June 24, 2008
No ADA Claim For Dishonesty Dismissal From Medical School
The Vermont Supreme Court affirmed the grant of summary judgment to the University of Vermont, rejecting a claim that the University discriminated against a medical student based on a disability. A faculty member had discovered that the fouth-year student had falsified an evaluation for a pediatric-surgery rotation. At a hearing, the student admitted the conduct and claimed it was an isolated incident. He was not dismissed but was subject to less serious sanctions.

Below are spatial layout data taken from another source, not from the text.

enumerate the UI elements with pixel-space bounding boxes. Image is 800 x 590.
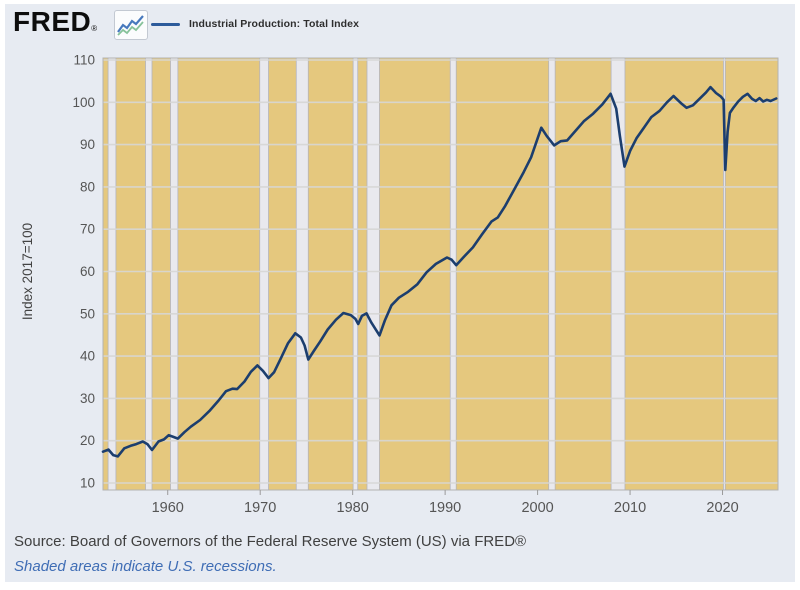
recession-band <box>170 57 179 491</box>
x-tick-label: 1980 <box>337 500 369 516</box>
recession-band <box>259 57 269 491</box>
chart-area[interactable]: 1960 1970 1980 1990 2000 2010 2020 10 20 30 40 50 60… <box>5 34 795 529</box>
recession-band <box>352 57 359 491</box>
chart-canvas[interactable]: 1960 1970 1980 1990 2000 2010 2020 10 20 30 40 50 60… <box>5 34 795 529</box>
x-tick-label: 1970 <box>244 500 276 516</box>
y-tick-label: 20 <box>80 433 95 448</box>
y-axis-title: Index 2017=100 <box>20 223 35 320</box>
y-tick-label: 50 <box>80 306 95 321</box>
plot-background <box>103 58 778 490</box>
y-tick-label: 70 <box>80 222 95 237</box>
recession-note-link[interactable]: Shaded areas indicate U.S. recessions. <box>14 558 277 575</box>
x-tick-label: 2010 <box>614 500 646 516</box>
recession-band <box>548 57 556 491</box>
fred-chart-icon <box>114 10 148 40</box>
y-tick-label: 40 <box>80 349 95 364</box>
source-text: Source: Board of Governors of the Federa… <box>14 533 527 550</box>
y-tick-label: 100 <box>72 95 95 110</box>
recession-band <box>145 57 153 491</box>
recession-band <box>366 57 380 491</box>
registered-mark: ® <box>91 24 98 33</box>
fred-logo[interactable]: FRED® <box>13 6 98 38</box>
data-line[interactable] <box>101 85 778 458</box>
fred-chart-card: FRED® Industrial Production: Total Index… <box>5 4 795 582</box>
fred-logo-text: FRED <box>13 6 92 37</box>
x-tick-label: 2000 <box>521 500 553 516</box>
chart-header: FRED® Industrial Production: Total Index <box>5 4 795 44</box>
y-tick-label: 80 <box>80 179 95 194</box>
y-tick-label: 90 <box>80 137 95 152</box>
line-chart-icon <box>117 15 144 36</box>
legend-line-swatch <box>151 22 180 26</box>
x-tick-label: 1990 <box>429 500 461 516</box>
y-tick-label: 60 <box>80 264 95 279</box>
y-tick-label: 30 <box>80 391 95 406</box>
plot-border <box>102 57 779 491</box>
x-tick-label: 1960 <box>152 500 184 516</box>
y-tick-label: 110 <box>73 53 95 68</box>
y-tick-label: 10 <box>80 476 95 491</box>
recession-band <box>449 57 457 491</box>
legend-series-label: Industrial Production: Total Index <box>189 18 360 30</box>
recession-band <box>107 57 117 491</box>
x-tick-label: 2020 <box>706 500 738 516</box>
recession-band <box>295 57 309 491</box>
chart-legend[interactable]: Industrial Production: Total Index <box>151 12 359 36</box>
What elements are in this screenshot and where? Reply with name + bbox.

The school later discovered two other falsified evaluations as well as a falsely altered diploma (to support a magna cum laude claim). At a second hearing, the student claimed the misconduct was caused by Tourette's Syndrome and a related obsessive-complusive behavior disorder. Expert testimony supported the contention. Nonetheless, he was dismissed from the University. He then sought treatment and petitioned for reinstatement, which was denied. He completed his studies elsewhere and sued the University for equitable relief, either the award of his degree or reinstatement.
The court here "recognize[d] that we are dealing with an academic institution about the ethical and academic standards applicable to its students." The university acted "for multiple purposes:to enforce academic standards, to protect patients being treated by students, to maintain trust between students and others, and to produce students who can go on to residencies and a profession practicing medecine." He never sought accomodation but only raised the disability issue to avoid sanction.
The court held:
For multiple reasons, we conclude on this record that the undisputed facts show that plaintiff lacks a prima facie case, and the superior court properly dismissed the action. First, plaintiff cannot show that he met the essential qualifications for graduating from medical school, even with reasonable accommodations. As the Dean emphasized, “[d]eception, dishonesty and perpetration of fraud are absolutely unacceptable, irrespective of cause.” The College has the academic discretion to make honesty and personal accountability essential qualifications for its students. See Falcone, 388 F.3d at 659. As a matter of law, it would fundamentally alter the nature of the College if those actions by students were tolerated by the College and the student was allowed to enter the profession. See Wynne v. Tufts Univ. Sch. of Med., 976 F.2d 791, 793 (1st Cir. 1992) (where university reached the “rationally justifiable conclusion that the available alternatives would result either in lowering academic standards or requiring substantial program alteration, the court could rule as a matter of law that the institution had met its duty”); Doe v. Attorney Discipline Bd., 78 F.3d 584, 1996 WL 78312, at *3 (6th Cir. 1996) (unpublished table decision) (in bar discipline case under Title II of the ADA, “ADA does not require that we hold Doe to a lesser standard of conduct than any other attorney, it merely precludes Doe from being denied an opportunity to practice law because of his disability. Since Doe’s disability . . . has precluded him from satisfying the most basic ethical requirements of his profession, he is not qualified under the provisions of the ADA.”).
In essence, plaintiff seeks to wipe the slate clean and to obtain a second chance—in this case a third chance—to meet the academic and ethical requirements of the College. He has requested as a remedy that he be given a medical degree or that he be reinstated to the fourth year medical class. In essence, his record of misconduct would be eliminated, as if his disability was a full and complete defense to that misconduct. The College would be required to ignore that the misconduct, however egregious, ever occurred.
Decisions from other jurisdictions are clear, however, that the purpose of the ADA is not to give a second or third chance to one who commits misconduct.